This satellite photo courtesy of the US Department of Defense shows a battle damage assessment image of Shayrat Airfield, Syria, following US Tomahawk Land Attack Missile strikes on April 7, 2017 from the USS Ross (DDG 71) and USS Porter (DDG 78), Arleigh Burke-classguided-missile destroyers. (Photo by AFP)

Syrian students have held a demonstration outside the United Nations offices in Damascus, urging the world body to stop supporting the United States and condemn Washington’s recent aggression against Syria.

“Death to America ... Death to Israel,” chanted protesters during the rally on Saturday while holding banners that condemned a recent US missile attack against a Syrian military base in the northwest of the country.

US military warships stationed in the eastern Mediterranean fired some 59 Tomahawk cruise missiles at Shayrat air base near the city of Homs.

The White House claims the strike was a response to an alleged chemical weapons attack last week on a town in Idlib province, which the US and allies say was carried out by Syrian and Russian planes. Damascus and Moscow have both denied the allegation, blaming the militants in Idlib for the carnage.

The Syrian students said during the demonstration on Saturday that the US would go nowhere by blaming Syria over an allegation of possessing mass-killing weapons. Washington would fail in using such pretexts for starting a war as it was the case in Iraq in 2013, the demonstrators said.

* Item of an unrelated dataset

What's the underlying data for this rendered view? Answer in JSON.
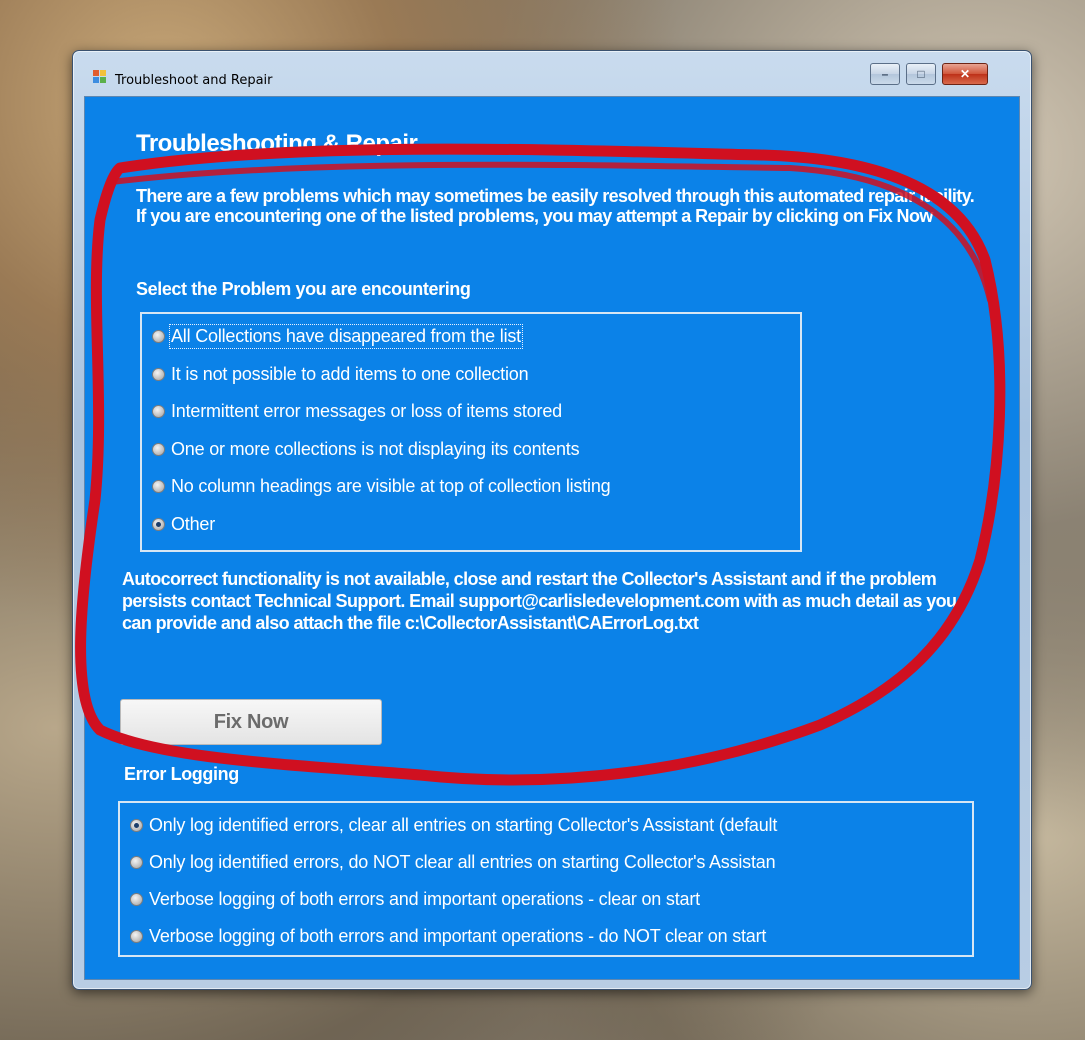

“The Iraqi scenario will not be repeated in Syria,” read a banner carried by the protesters, making a reference to the US invasion of Iraq, which was unleashed in 2003 based on accusations that Iraq's former dictator Saddam Hussein had been hiding weapons of mass destruction, a belief that later turned out to be incorrect.

The students in Damascus also condemned the UN's silence toward the recent missile attack on Syria, saying the world body should have had condemned “the unjust American aggression against Syria.” A university student, identified as Ashraf Fadel, said the UN was “created to support America instead of serving the wronged people.”